|
|
|
|
|
by vegabook
732 days ago
|
|
Summary: AMD works if you spend 500m USD+ with them. Then they'll throw an army of their own software engineers into the contract who will hold your hand every step of the way, and remove all the jank for you. By contrast, since at least 10 years ago, I could buy any GTX card and CUDA worked out of the box, and that applied right down to a $99 Jetson Nano. AMD's strategy looks a lot like IBM's mainframe strategy of the 80s. And that didn't go well. |
|
The customers at the national labs are not going to be sharing custom HPC code with AMD engineers, if for no other reason than security clearances. Nuclear stockpile modeling code, or materials science simulations are not being shared with some SWE at AMD. AMD is not “removing jank”, for these customers. It’s that these customers don’t need a modern DL stack.
Let’s not pretend like CUDA works/has always worked out of the box. There’s forced obsolescence (“CUDA compute capability”). CUDA didn’t even have backwards compatibility for minor releases (.1,.2, etc.) until version 11.0. The distinction between CUDA, CUDA toolkit, CUDNN, and the actual driver is still inscrutable to many new devs (see the common questions asked on r/localLlama and r/StableDiffusion).
Directionally, AMD is trending away from your mainframe analogy.
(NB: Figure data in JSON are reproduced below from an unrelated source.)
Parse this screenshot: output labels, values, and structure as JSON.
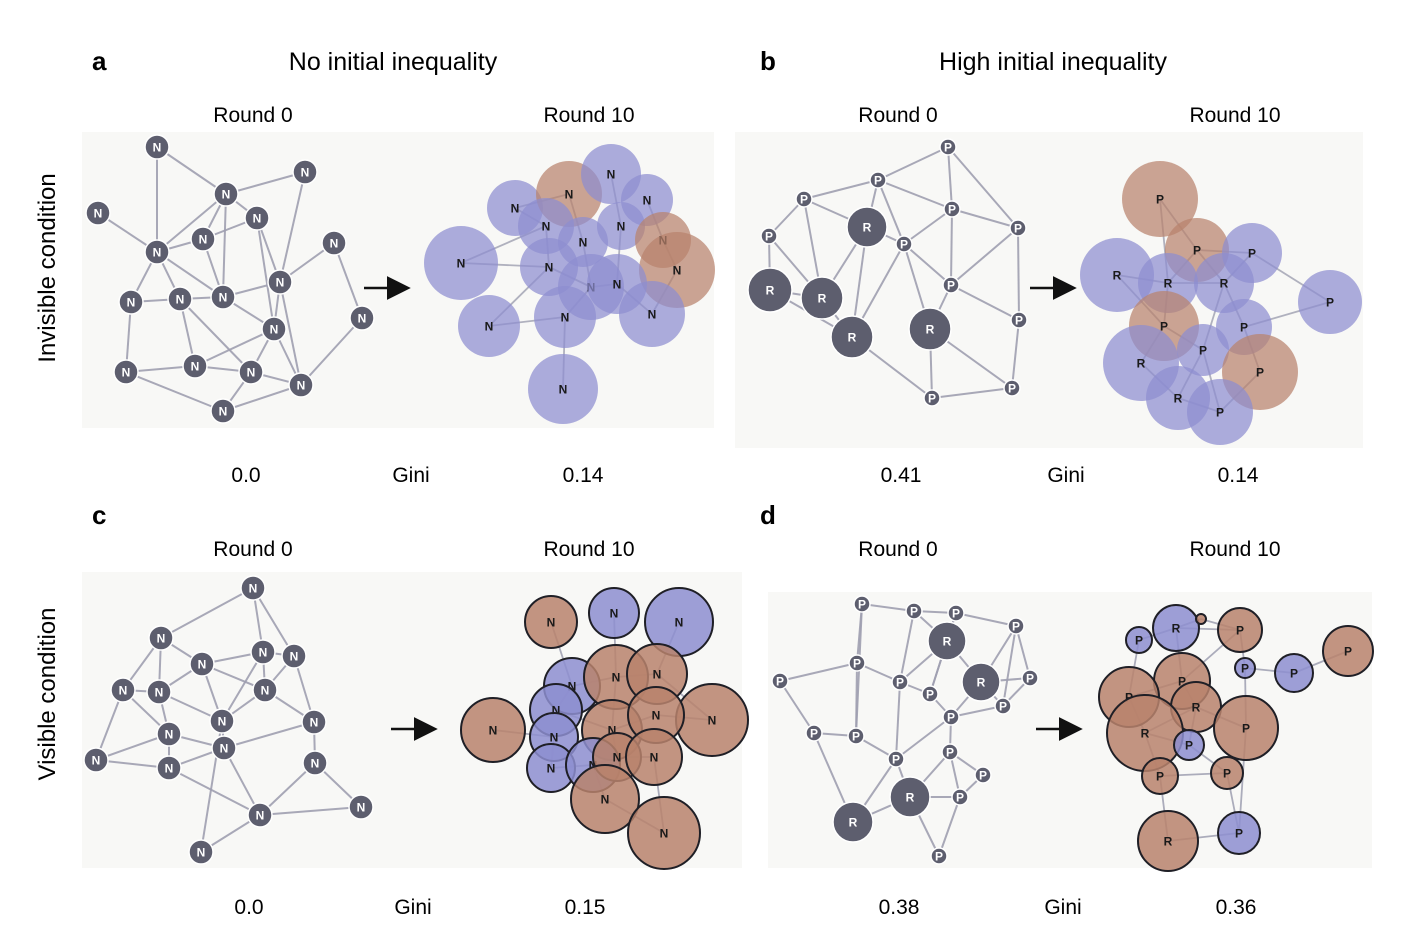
{
  "figure": {
    "panels": [
      {
        "label": "a",
        "title": "No initial inequality",
        "condition": "Invisible condition",
        "round0_label": "Round 0",
        "round10_label": "Round 10",
        "gini_label": "Gini",
        "gini_round0": "0.0",
        "gini_round10": "0.14"
      },
      {
        "label": "b",
        "title": "High initial inequality",
        "condition": "Invisible condition",
        "round0_label": "Round 0",
        "round10_label": "Round 10",
        "gini_label": "Gini",
        "gini_round0": "0.41",
        "gini_round10": "0.14"
      },
      {
        "label": "c",
        "title": "",
        "condition": "Visible condition",
        "round0_label": "Round 0",
        "round10_label": "Round 10",
        "gini_label": "Gini",
        "gini_round0": "0.0",
        "gini_round10": "0.15"
      },
      {
        "label": "d",
        "title": "",
        "condition": "Visible condition",
        "round0_label": "Round 0",
        "round10_label": "Round 10",
        "gini_label": "Gini",
        "gini_round0": "0.38",
        "gini_round10": "0.36"
      }
    ],
    "row_labels": [
      "Invisible condition",
      "Visible condition"
    ],
    "node_types": {
      "N": "N",
      "R": "R",
      "P": "P"
    },
    "colors": {
      "node_dark": "#5d5e6e",
      "node_blue": "#8d8ed0",
      "node_brown": "#b9826c",
      "edge": "#9e9fb0",
      "panel_bg": "#f8f8f6"
    }
  }
}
The first consumer cards got official ROCm support in 5.0. And you have been able to run real DL workloads on budget laptop cards since 5.4 (I’ve done so personally). Developer support is improving (arguably too slowly), but it’s improving. Hugging Face, Cohere, MLIR, Lamini, PyTorch, TensorFlow, DataBricks, etc all now have first party support for ROCm.